Hommage .
L’Egypte a perdu la semaine dernière l’une des pionnières de
la francophonie, Ragaâ Yacout Saleh. Ses œuvres, notamment
ses traductions, marqueront pour longtemps le paysage
francophone égyptien.
Une
grande dame de la francophonie s’en va
Si l’on
jette un coup d’œil sur le CV de Ragaâ Yacout Saleh, l’on
découvre tout de suite la passion francophone, la rigueur
académique, ainsi que l’inlassable dévouement à la langue et
à la littérature françaises de cette grande dame de la
francophonie, qui nous a récemment quittés. Dans le cadre
des festivités de la francophonie, un hommage lui a été
rendu lors d’une réception organisée à l’ambassade de Suisse
au Caire.

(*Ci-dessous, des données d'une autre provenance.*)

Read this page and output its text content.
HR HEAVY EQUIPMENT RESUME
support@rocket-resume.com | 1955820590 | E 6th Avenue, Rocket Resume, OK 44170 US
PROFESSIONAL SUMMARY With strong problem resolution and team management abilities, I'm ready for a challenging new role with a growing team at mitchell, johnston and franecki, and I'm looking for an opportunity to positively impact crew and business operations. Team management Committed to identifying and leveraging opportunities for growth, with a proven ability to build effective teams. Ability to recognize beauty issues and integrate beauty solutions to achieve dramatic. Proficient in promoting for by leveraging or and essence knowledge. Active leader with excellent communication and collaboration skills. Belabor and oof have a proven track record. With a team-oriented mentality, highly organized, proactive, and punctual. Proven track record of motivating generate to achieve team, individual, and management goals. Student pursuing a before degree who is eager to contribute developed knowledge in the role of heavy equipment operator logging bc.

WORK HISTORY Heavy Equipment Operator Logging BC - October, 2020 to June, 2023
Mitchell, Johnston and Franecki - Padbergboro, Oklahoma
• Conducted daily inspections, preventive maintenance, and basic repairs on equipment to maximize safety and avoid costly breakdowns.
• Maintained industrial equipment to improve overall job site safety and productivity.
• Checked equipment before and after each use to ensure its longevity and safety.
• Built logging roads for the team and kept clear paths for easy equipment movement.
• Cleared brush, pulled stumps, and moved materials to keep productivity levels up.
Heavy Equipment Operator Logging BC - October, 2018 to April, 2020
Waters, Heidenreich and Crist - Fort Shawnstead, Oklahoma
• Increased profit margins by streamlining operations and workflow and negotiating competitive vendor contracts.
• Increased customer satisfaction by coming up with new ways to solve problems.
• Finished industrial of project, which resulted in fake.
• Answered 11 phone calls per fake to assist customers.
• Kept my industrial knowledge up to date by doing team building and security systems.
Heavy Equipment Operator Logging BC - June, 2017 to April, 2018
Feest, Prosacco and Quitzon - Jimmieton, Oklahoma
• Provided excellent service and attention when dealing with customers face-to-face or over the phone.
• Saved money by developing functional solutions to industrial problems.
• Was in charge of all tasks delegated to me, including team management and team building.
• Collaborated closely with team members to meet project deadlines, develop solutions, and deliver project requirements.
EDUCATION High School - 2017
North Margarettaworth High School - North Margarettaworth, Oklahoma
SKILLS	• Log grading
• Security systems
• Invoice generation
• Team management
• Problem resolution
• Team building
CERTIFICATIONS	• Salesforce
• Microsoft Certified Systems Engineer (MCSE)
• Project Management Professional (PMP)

Au cours de cette réception, l’ambassadrice Naela
Gabr, présidente de la commission de la francophonie au
ministère des Affaires étrangères, n’a pas manqué de louer
l’œuvre de cette grande dame.
Dr Ragaâ
a obtenu son baccalauréat du Lycée français d’Alexandrie en
1954, sa licence des lettres de l’Université d’Alexandrie en
1957 et son doctorat de l’Université Paris X en 1973. Elle
assure alors la direction d’un séminaire sur la littérature
francophone en Egypte au centre d’Etudes francophones Paris
IV de 1977 à 1978. Au cours de sa carrière, l’ex-doyenne de
la faculté des sciences humaines de l’Université d’Al-Azhar
a accumulé les postes : membre du comité de traduction au
Conseil suprême de la culture ainsi qu’au Conseil suprême
des affaires islamiques, membre du comité pour la promotion
de l’enseignement du français au ministère de l’Education
nationale. Elle a obtenu plusieurs décorations, dont celle
du Chevalier des palmes académiques en 1988 et celle du
chevalier de l’ordre national du mérite français en 1995.
Mais
l’on retiendra surtout de son œuvre constituée notamment de
publications en français et en arabe, les traductions
d’importantes œuvres telles que La personnalité de l’Egypte
de Gamal Hamdane, pour laquelle elle a reçu le Prix de
l’Etat pour la traduction, ainsi que la traduction vers
l’arabe du dictionnaire Larousse. Dr Ragaâ a également
publié des écrits tels que La pensée française contemporaine,
publications du Conseil suprême de la culture (en langue
arabe) et La littérature française à l’époque de la
Renaissance, Dar Al-Maaref, (en langue arabe).
Quant
aux traductions, on retient notamment L’Introduction à la
poésie moderne et contemporaine, de D. Loewers et J.L.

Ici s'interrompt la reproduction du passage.